Piece is the basic storage unit for backend storage on Greenfield. Each segment or EC chunk can be regarded as one data piece. And the key for each piece is generated based on the policy on the Greenfield chain.

Primary SP

Each bucket on the Greenfield is bound with one SP, which is called primary SP. And the user needs to select an SP as the primary SP when creating a bucket. For all the objects stored under the bucket, primary SP will store one complete copy, all segments of the objects’ payload data. And only the primary SP serves users’ read or download requests.

Secondary SP

EC chunks of an object payload data are stored on some SPs, which are called secondary SPs. Each secondary SP stores part of payload data, which is used for better data availability. The object payload can be recovered from EC chunks.

Redundancy Strategy

Redundancy strategy defines how an object payload is stored among SPs, which is globally configured on the Greenfield blockchain. Below is the current strategy:

  • The data stream of the file will be split into segments according to the granularity of the segment size. If the size of the data is less than the segment size, it will be split according to the size of the data itself. The default segment size is 16MB;
  • Greenfield uses Reed-Solomon algorithm Reed-Solomon as its EC strategy, the default data blocks are 4, and the default parity blocks are 2 .
  • All the segment pieces of an object are stored on the Primary SP;
  • After EC encoding with the segment, the EC encoding module will generate six EC chunk pieces. All the EC chunk pieces of the segment will be stored to the six chosen secondary SPs.

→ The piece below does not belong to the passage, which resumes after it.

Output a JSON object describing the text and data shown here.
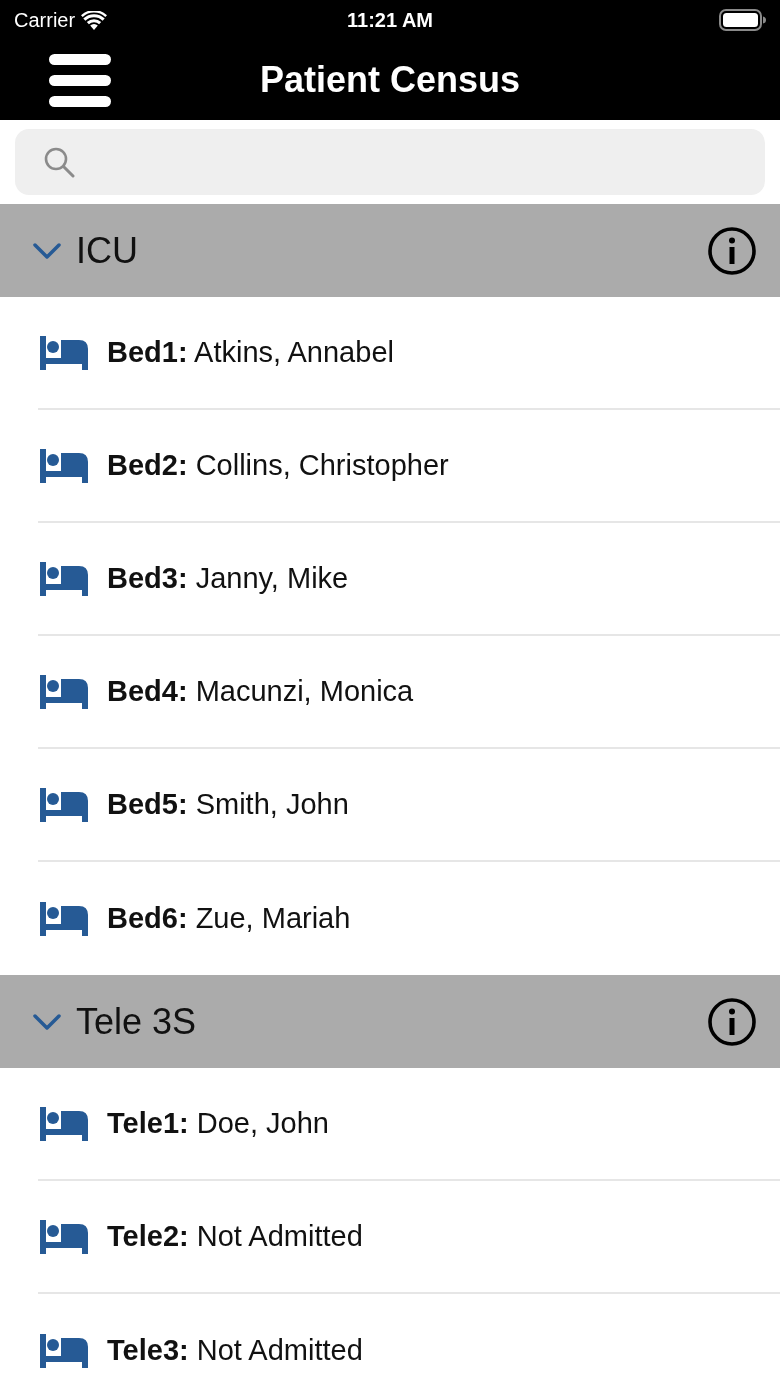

For example, when processing a 32MB file, the object is split into two segments. These two segments are stored in the primary storage provider, and each segment is encoded using erasure coding to generate six 4MB pieces. These six pieces are stored in six secondary storage providers in numerical order.

Integrity Hash

The integrity hashes include a root hash of the primary SP and several root hashes for each secondary SP which based on the EC strategy. The number of secondary hashes is equal dataBlocks plus parityBlock (it is six for now). Each piece's hash is computed by using hash algorithm (default is sha256) on the data piece's content. The pieces' root hash is computed based on all the pieces' hashes.

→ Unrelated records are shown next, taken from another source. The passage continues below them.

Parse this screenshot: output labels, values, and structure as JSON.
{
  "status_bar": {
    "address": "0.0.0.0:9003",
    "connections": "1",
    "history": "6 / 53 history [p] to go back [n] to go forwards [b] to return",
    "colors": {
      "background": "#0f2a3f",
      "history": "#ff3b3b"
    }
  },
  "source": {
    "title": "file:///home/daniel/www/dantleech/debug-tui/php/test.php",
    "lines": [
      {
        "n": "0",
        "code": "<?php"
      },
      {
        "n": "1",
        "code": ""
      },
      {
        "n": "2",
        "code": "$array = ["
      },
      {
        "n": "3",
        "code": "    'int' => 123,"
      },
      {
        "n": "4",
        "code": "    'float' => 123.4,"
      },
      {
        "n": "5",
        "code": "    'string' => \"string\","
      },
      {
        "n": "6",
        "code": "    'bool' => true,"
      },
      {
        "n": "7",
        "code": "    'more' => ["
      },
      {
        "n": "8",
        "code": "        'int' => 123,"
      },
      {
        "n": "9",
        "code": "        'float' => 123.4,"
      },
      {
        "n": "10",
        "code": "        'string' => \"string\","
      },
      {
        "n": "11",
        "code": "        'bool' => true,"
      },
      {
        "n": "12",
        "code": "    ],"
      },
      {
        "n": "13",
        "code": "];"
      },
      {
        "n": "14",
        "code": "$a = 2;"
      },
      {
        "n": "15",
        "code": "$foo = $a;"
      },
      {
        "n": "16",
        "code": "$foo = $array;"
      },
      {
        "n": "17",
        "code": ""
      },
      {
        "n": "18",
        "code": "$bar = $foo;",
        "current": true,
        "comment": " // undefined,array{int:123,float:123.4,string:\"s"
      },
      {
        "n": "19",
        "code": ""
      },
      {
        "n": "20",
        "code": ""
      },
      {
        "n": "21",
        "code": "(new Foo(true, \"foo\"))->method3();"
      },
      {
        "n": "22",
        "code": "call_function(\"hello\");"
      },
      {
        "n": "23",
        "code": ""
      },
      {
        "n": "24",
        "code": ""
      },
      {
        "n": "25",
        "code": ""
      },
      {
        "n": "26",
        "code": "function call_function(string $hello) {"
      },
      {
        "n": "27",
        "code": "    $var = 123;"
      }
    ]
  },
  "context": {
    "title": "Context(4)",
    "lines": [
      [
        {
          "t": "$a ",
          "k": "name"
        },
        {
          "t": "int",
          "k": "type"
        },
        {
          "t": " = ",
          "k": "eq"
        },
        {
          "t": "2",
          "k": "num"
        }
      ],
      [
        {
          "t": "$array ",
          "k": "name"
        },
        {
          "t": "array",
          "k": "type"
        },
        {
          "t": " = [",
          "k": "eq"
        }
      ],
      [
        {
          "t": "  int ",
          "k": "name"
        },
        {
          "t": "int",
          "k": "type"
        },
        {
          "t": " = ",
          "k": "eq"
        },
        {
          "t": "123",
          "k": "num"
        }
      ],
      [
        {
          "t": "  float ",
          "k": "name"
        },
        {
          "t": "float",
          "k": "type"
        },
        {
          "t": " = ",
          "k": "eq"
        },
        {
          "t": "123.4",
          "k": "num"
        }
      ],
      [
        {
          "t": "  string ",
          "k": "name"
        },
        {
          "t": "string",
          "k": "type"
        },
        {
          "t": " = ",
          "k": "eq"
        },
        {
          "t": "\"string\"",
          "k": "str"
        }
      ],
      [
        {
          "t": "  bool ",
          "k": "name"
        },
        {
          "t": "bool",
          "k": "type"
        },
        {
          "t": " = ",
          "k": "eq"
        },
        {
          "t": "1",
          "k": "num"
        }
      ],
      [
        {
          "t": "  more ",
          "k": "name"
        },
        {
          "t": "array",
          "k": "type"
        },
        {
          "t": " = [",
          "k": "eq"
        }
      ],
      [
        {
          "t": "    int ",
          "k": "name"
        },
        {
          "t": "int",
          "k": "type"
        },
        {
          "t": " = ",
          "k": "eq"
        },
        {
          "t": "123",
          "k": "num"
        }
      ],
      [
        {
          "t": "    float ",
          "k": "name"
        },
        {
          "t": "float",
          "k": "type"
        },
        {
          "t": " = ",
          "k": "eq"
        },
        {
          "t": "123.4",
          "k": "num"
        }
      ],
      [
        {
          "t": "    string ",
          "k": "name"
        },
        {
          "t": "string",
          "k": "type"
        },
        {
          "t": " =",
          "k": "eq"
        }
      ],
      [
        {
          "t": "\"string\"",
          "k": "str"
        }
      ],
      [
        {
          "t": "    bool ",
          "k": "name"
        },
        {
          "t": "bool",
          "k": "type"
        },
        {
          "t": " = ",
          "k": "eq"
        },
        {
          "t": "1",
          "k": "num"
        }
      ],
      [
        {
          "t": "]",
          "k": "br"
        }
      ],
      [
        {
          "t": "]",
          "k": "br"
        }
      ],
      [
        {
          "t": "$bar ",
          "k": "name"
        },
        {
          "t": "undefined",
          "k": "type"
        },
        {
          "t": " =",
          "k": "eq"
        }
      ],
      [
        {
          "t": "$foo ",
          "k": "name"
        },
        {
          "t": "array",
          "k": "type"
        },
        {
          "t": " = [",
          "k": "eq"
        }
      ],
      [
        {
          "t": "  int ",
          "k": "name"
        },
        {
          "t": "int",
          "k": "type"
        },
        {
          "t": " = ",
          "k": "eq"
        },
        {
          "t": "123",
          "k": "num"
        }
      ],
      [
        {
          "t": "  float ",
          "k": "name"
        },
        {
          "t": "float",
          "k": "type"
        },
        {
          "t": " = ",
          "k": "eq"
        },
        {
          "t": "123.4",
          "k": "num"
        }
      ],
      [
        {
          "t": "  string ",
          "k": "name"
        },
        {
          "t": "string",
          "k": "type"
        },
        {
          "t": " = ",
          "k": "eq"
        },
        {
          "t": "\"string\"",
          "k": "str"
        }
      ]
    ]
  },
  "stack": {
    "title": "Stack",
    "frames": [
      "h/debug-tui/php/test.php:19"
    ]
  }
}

The calculation process can be represented as follows:

// secondaryHashN represents the Integrity Hash calculated by the Nth secondary SP.
// segmentN_pieceN represents the Nth piece of the Nth segment of the object after EC encoding
IntegrityHashes = [primaryHash, secondaryHash1 ...secondaryHash6]
primaryHash := hash(hash(segment1)+hash(segment2)..+hash(segmentN))
secondaryHashN := hash(hash(segment1_pieceN)+hash(segment2_pieceN)..+hash(segmentN_pieceN))

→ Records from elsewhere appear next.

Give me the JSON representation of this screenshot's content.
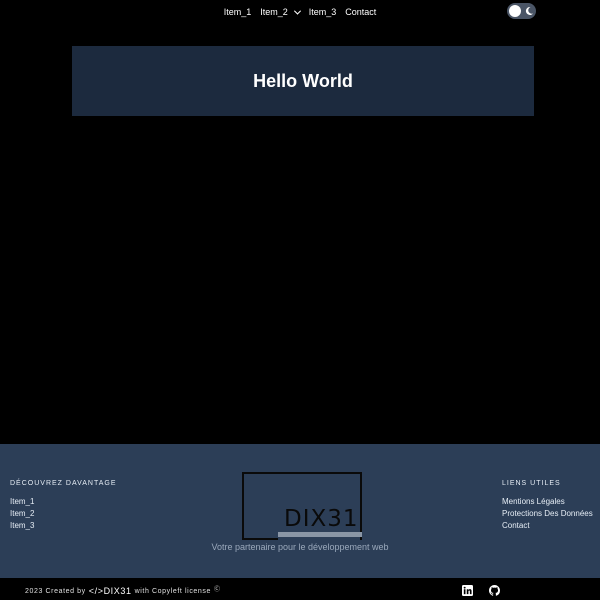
{
  "nav": {
    "items": [
      {
        "label": "Item_1",
        "dropdown": false
      },
      {
        "label": "Item_2",
        "dropdown": true
      },
      {
        "label": "Item_3",
        "dropdown": false
      },
      {
        "label": "Contact",
        "dropdown": false
      }
    ],
    "theme_toggle": {
      "state": "dark",
      "icon": "moon-icon"
    }
  },
  "hero": {
    "title": "Hello World"
  },
  "footer": {
    "left": {
      "heading": "DÉCOUVREZ DAVANTAGE",
      "links": [
        "Item_1",
        "Item_2",
        "Item_3"
      ]
    },
    "brand": {
      "name": "DIX31"
    },
    "tagline": "Votre partenaire pour le développement web",
    "right": {
      "heading": "LIENS UTILES",
      "links": [
        "Mentions Légales",
        "Protections Des Données",
        "Contact"
      ]
    }
  },
  "bottom": {
    "copy_prefix": "2023 Created by",
    "logo_text": "</>DIX31",
    "copy_suffix": "with Copyleft license",
    "copyleft_mark": "Ⓒ",
    "social_icons": [
      "linkedin-icon",
      "github-icon"
    ]
  },
  "colors": {
    "background": "#000000",
    "hero": "#1c2a3e",
    "footer": "#2c3e57",
    "toggle": "#4a5566"
  }
}
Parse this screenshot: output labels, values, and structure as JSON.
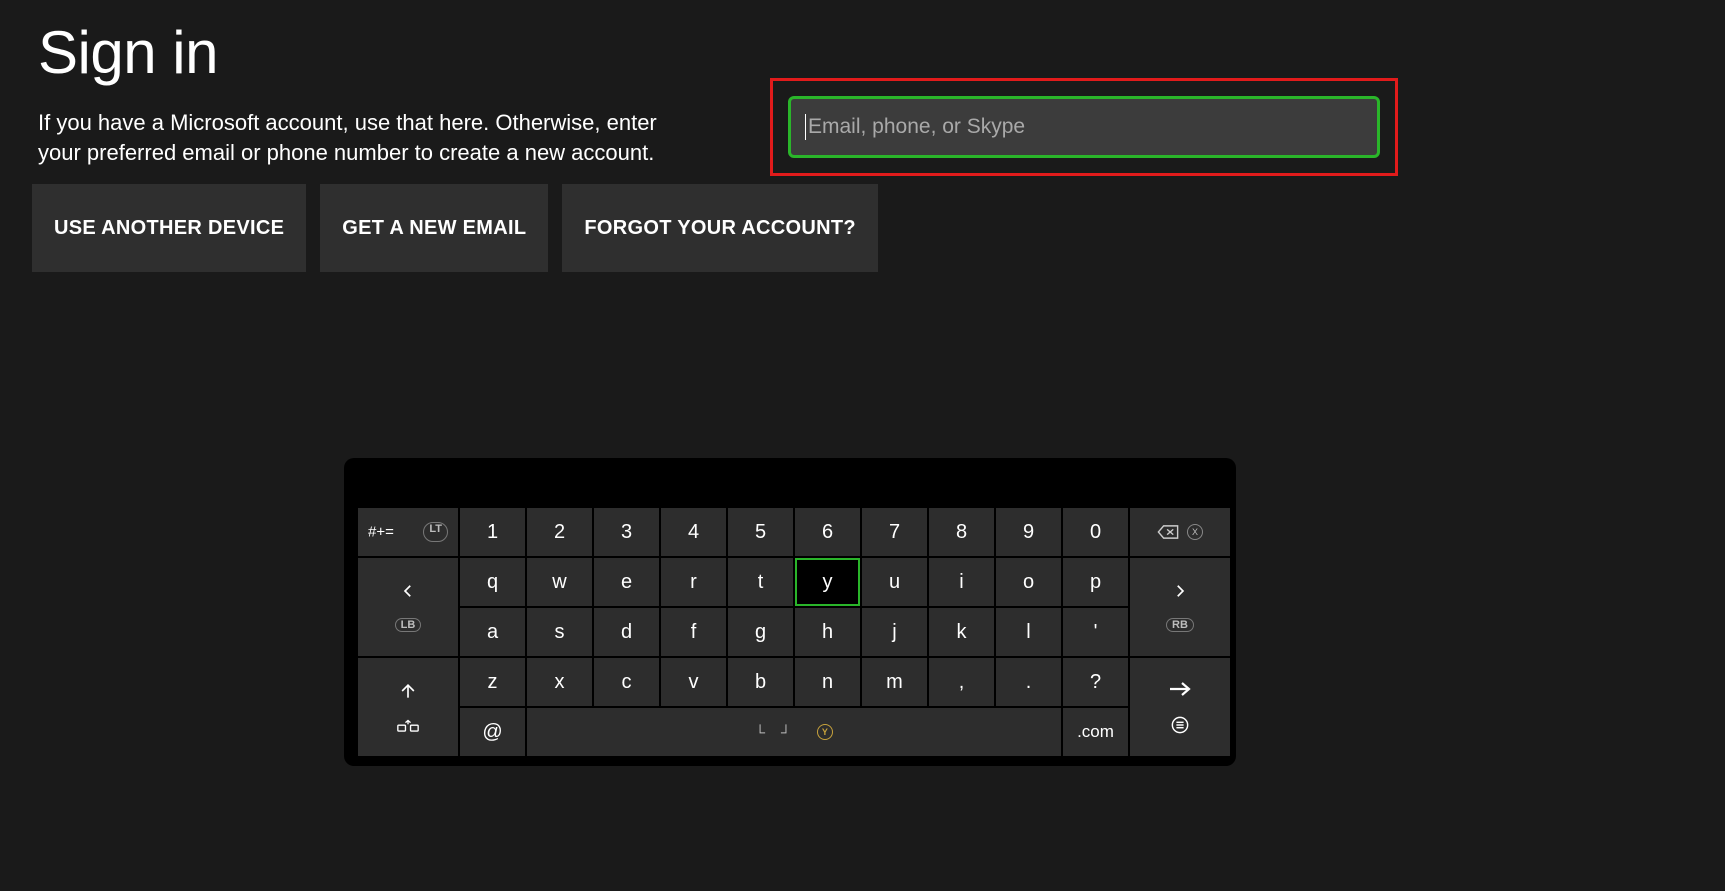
{
  "page": {
    "title": "Sign in",
    "description": "If you have a Microsoft account, use that here. Otherwise, enter your preferred email or phone number to create a new account."
  },
  "buttons": {
    "use_another_device": "USE ANOTHER DEVICE",
    "get_new_email": "GET A NEW EMAIL",
    "forgot_account": "FORGOT YOUR ACCOUNT?"
  },
  "input": {
    "placeholder": "Email, phone, or Skype",
    "value": ""
  },
  "keyboard": {
    "symbols_label": "#+=",
    "symbols_badge": "LT",
    "row_num": [
      "1",
      "2",
      "3",
      "4",
      "5",
      "6",
      "7",
      "8",
      "9",
      "0"
    ],
    "row_top": [
      "q",
      "w",
      "e",
      "r",
      "t",
      "y",
      "u",
      "i",
      "o",
      "p"
    ],
    "row_mid": [
      "a",
      "s",
      "d",
      "f",
      "g",
      "h",
      "j",
      "k",
      "l",
      "'"
    ],
    "row_bot": [
      "z",
      "x",
      "c",
      "v",
      "b",
      "n",
      "m",
      ",",
      ".",
      "?"
    ],
    "key_at": "@",
    "key_com": ".com",
    "badge_lb": "LB",
    "badge_rb": "RB",
    "badge_x": "X",
    "badge_y": "Y",
    "selected_key": "y"
  }
}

For example, when processing a 32MB file, we got two segments called segment1 and segment2. The integrity hash of the primary SP is equal with hash(hash(segment1) + hash(segment2)). For each secondary SP, it stored piece1 and piece2 which is the encoding result by the segments. The integrity hash of the first secondary SP is equal with hash(hash(segment1_piece1) + hash(segment2_piece1)).

Integrity hash is an important metadata of objects on the chain. During the process of creating an object, the integrity hash of each object is calculated and this information is recorded on the blockchain to ensure the accuracy of the data.